Brow Beat

The Bachelorette Found the Lamest Possible Way to Accommodate Casual Sex

Kaitlyn Bristowe.

ABC

The Bachelorette ended last night, as The Bachelorette often does, with a proposal. Shawn, a man whose visage is the missing link between Alf and Ryan Gosling, got down on his knee and asked Kaitlyn for her hand in marriage. He put a big honking ABC-sponsored diamond on her finger and they happily declared their love to the camera. Somewhere, maybe in the office of US Weekly’s on-staff Wiccan, sand began running through an hourglass: when it’s through, they will break up, get a cover, and Kaitlyn will soon be seen canoodling with professional athletes. Or, whatever, maybe they’ll get married.

The Bachelorette franchises have been going on for so long now there is hardly ever anything new about them—just different people, running the same lines. Eventually, the bachelorette will choose this hunk or that sweetie-pie or sometimes she will choose herself. But this season, Kaitlyn took a big swing at the double standard that surrounds the franchise, the one that lets bachelors smooch around, while remaining “good guys,” and keeps bachelorettes from doing the same without risking edit-bay (and then public) opprobrium.

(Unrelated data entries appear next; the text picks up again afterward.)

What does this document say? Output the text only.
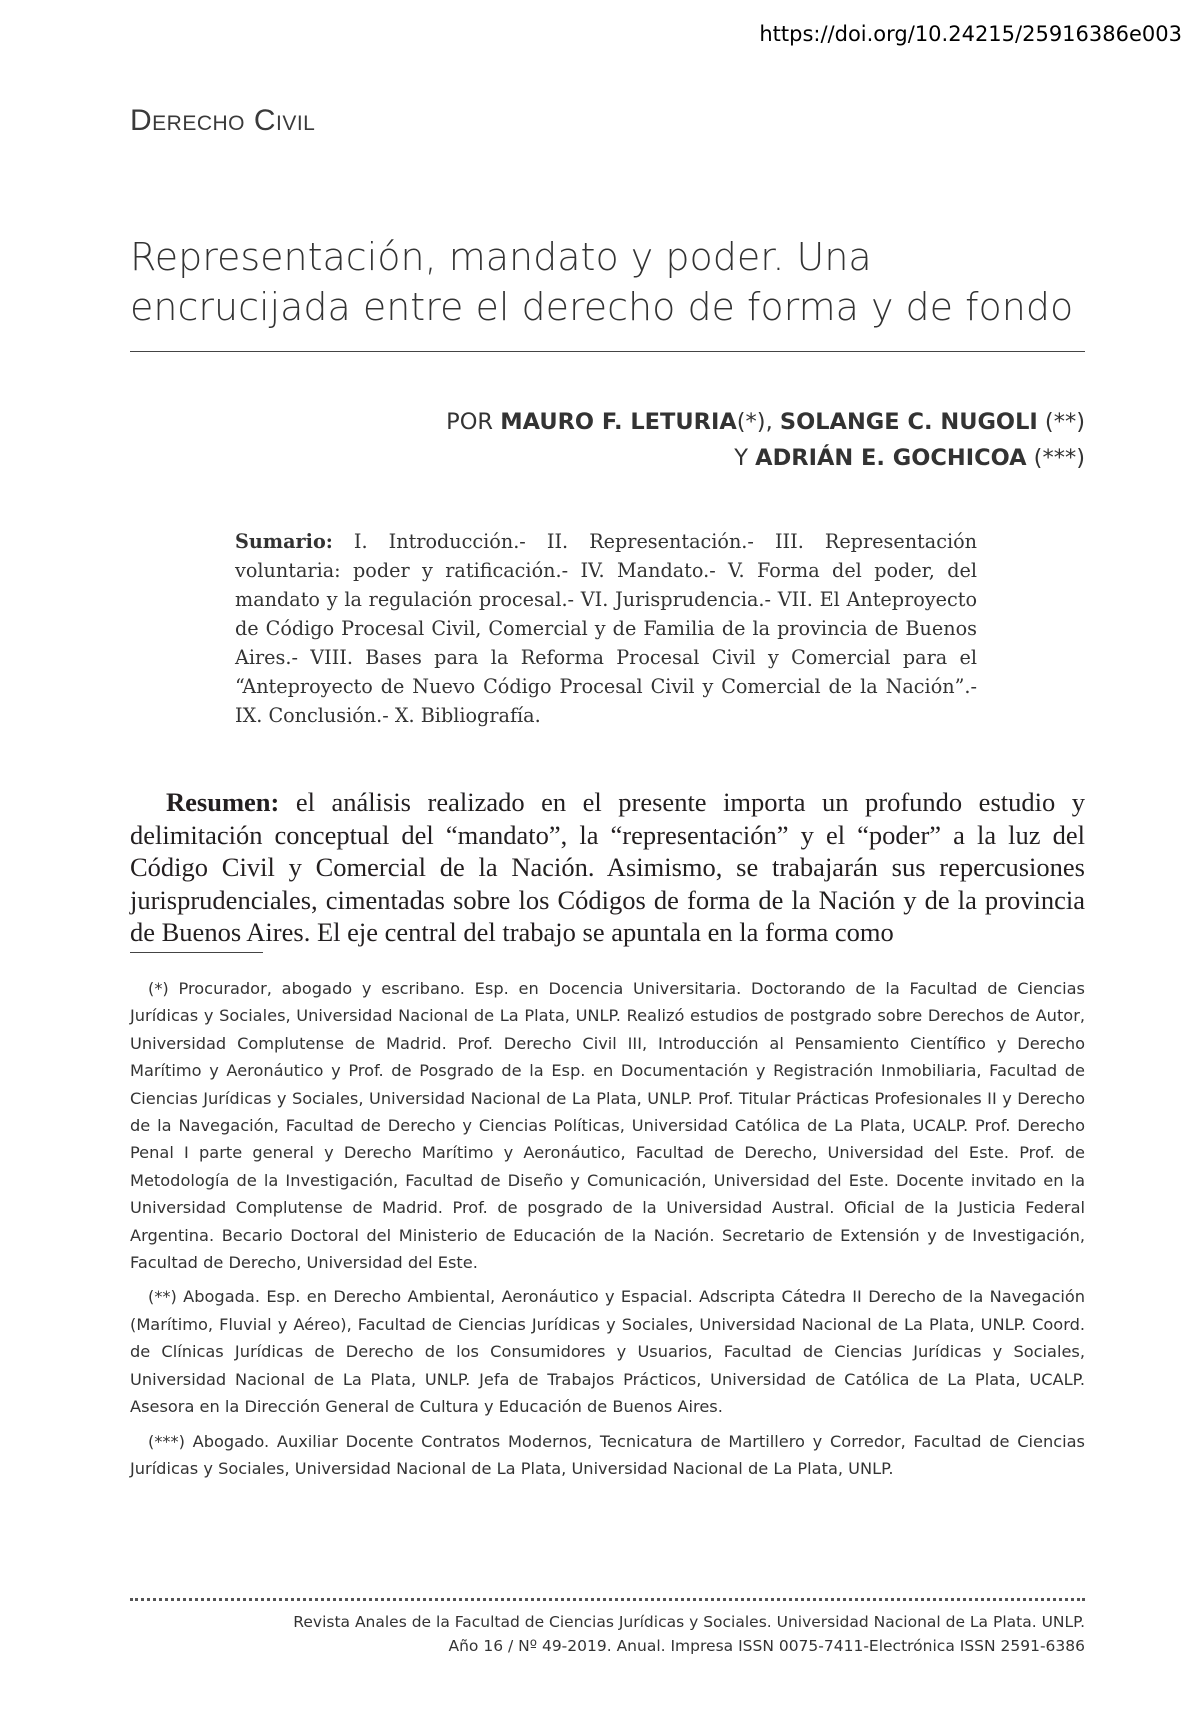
https://doi.org/10.24215/25916386e003
Derecho Civil
Representación, mandato y poder. Una encrucijada entre el derecho de forma y de fondo
POR MAURO F. LETURIA(*), SOLANGE C. NUGOLI (**)
Y ADRIÁN E. GOCHICOA (***)
Sumario: I. Introducción.- II. Representación.- III. Representación voluntaria: poder y ratificación.- IV. Mandato.- V. Forma del poder, del mandato y la regulación procesal.- VI. Jurisprudencia.- VII. El Anteproyecto de Código Procesal Civil, Comercial y de Familia de la provincia de Buenos Aires.- VIII. Bases para la Reforma Procesal Civil y Comercial para el “Anteproyecto de Nuevo Código Procesal Civil y Comercial de la Nación”.- IX. Conclusión.- X. Bibliografía.
Resumen: el análisis realizado en el presente importa un profundo estudio y delimitación conceptual del “mandato”, la “representación” y el “poder” a la luz del Código Civil y Comercial de la Nación. Asimismo, se trabajarán sus repercusiones jurisprudenciales, cimentadas sobre los Códigos de forma de la Nación y de la provincia de Buenos Aires. El eje central del trabajo se apuntala en la forma como

(*) Procurador, abogado y escribano. Esp. en Docencia Universitaria. Doctorando de la Facultad de Ciencias Jurídicas y Sociales, Universidad Nacional de La Plata, UNLP. Realizó estudios de postgrado sobre Derechos de Autor, Universidad Complutense de Madrid. Prof. Derecho Civil III, Introducción al Pensamiento Científico y Derecho Marítimo y Aeronáutico y Prof. de Posgrado de la Esp. en Documentación y Registración Inmobiliaria, Facultad de Ciencias Jurídicas y Sociales, Universidad Nacional de La Plata, UNLP. Prof. Titular Prácticas Profesionales II y Derecho de la Navegación, Facultad de Derecho y Ciencias Políticas, Universidad Católica de La Plata, UCALP. Prof. Derecho Penal I parte general y Derecho Marítimo y Aeronáutico, Facultad de Derecho, Universidad del Este. Prof. de Metodología de la Investigación, Facultad de Diseño y Comunicación, Universidad del Este. Docente invitado en la Universidad Complutense de Madrid. Prof. de posgrado de la Universidad Austral. Oficial de la Justicia Federal Argentina. Becario Doctoral del Ministerio de Educación de la Nación. Secretario de Extensión y de Investigación, Facultad de Derecho, Universidad del Este.

(**) Abogada. Esp. en Derecho Ambiental, Aeronáutico y Espacial. Adscripta Cátedra II Derecho de la Navegación (Marítimo, Fluvial y Aéreo), Facultad de Ciencias Jurídicas y Sociales, Universidad Nacional de La Plata, UNLP. Coord. de Clínicas Jurídicas de Derecho de los Consumidores y Usuarios, Facultad de Ciencias Jurídicas y Sociales, Universidad Nacional de La Plata, UNLP. Jefa de Trabajos Prácticos, Universidad de Católica de La Plata, UCALP. Asesora en la Dirección General de Cultura y Educación de Buenos Aires.

(***) Abogado. Auxiliar Docente Contratos Modernos, Tecnicatura de Martillero y Corredor, Facultad de Ciencias Jurídicas y Sociales, Universidad Nacional de La Plata, Universidad Nacional de La Plata, UNLP.

Revista Anales de la Facultad de Ciencias Jurídicas y Sociales. Universidad Nacional de La Plata. UNLP.
Año 16 / Nº 49-2019. Anual. Impresa ISSN 0075-7411-Electrónica ISSN 2591-6386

Kaitlyn, a self-identified “make-out bandit,” made out with many of her suitors and slept with Nick, one of the last two suitors, in the middle of the season. This was a contravention of protocol that constituted the season’s serious drama: How much tearful guilt would Kaitlyn feel about sleeping with Nick, while professing to feel no guilt at all? How much shade would Chris Harrison throw her way, under the guise of just being curious about how she feels? Could Nick want to share the secret of their tryst so badly that the secret would take on physical form and poise on his tongue like a pebble, willing itself to be spat out? Could Shawn contain his disgust and disappointment while maintaining the perfect swoop in his beautifully buffed hair?

Ultimately, despite Kaitlyn’s dedication to tonsil hockey, The Bachelorette found a way to fold her exuberant mouth explorations into its pre-existing understanding of ladylike romance as being mostly chaste. Nick, the man she had slept with, the man with whom she had so much intense chemistry she could never stop talking about that chemistry, was sent home, thus dealing a blow to pre-rose-ital sex. Maybe a woman sleeps around these days—but not with the one.

If you take the big picture, Nick had to be sent home for various structural reasons. He was one of the final two contestants on the last iteration of The Bachelorette, and showed up in the middle of the current season, knowing and digging Kaitlyn a bit, and asked to join the show. Had he won, The Bachelorette would have tacitly admitted that the C-list celebrity circuit was a better matchmaker than the show itself.

Furthermore, his victory would have been karmically insupportable. After being dismissed by Andi, Nick publically asked her how she could “make love to him” when she did not, in fact, love him. In the context of The Bachelorette, where up until then sex was like the sun, shining down on everyone, but never to be looked at directly, Nick’s comments were rude, sour, and intended to shame. Nick, more than anyone, embodied the grossness of The Bachelorette’s sex issues, in which men can happily have sex with woman for a game show, but women should only ever make love, if that. Based on his past behavior, Kaitlyn’s mother, like nearly every other woman in America, decided he sucked.

In a way, Nick’s behavior conjured Kaitlyn’s season into being. The disdainful—but attention-getting!—public reaction to Nick may have pushed the producers to provide a season edited, relatively positively, around a woman who wants to get her kiss on. Were Nick to have won this season, he would have been benefitting from his own villainy and hypocrisy. And so, instead, he got his heart smashed: Kaitlyn allowed him to begin his proposal preamble before dumping him, the ultimate humiliation The Bachelorette has available to it.

But by losing, a version of the point Nick had so grossly made to Andi one season ago, that a Bachelorette really shouldn’t be sleeping around, won. Kaitlyn ended up picking the guy, Shawn, she had not slept with (or maybe she did; they didn’t tell us on camera, anyway), the guy who had unhappily borne her promiscuity. Shawn didn’t exactly take it well—much of this season focused on whether he would quit or lose it over Kaitlyn’s kissing—but he did take it.  After all of Kaitlyn’s kissing and sexing, the relationship that won out, remained, in its oddball way, pristine. This season, The Bachelorette found a way to accommodate casual sex: it exists, and it’s a good time, but it’s not a way to find the real thing.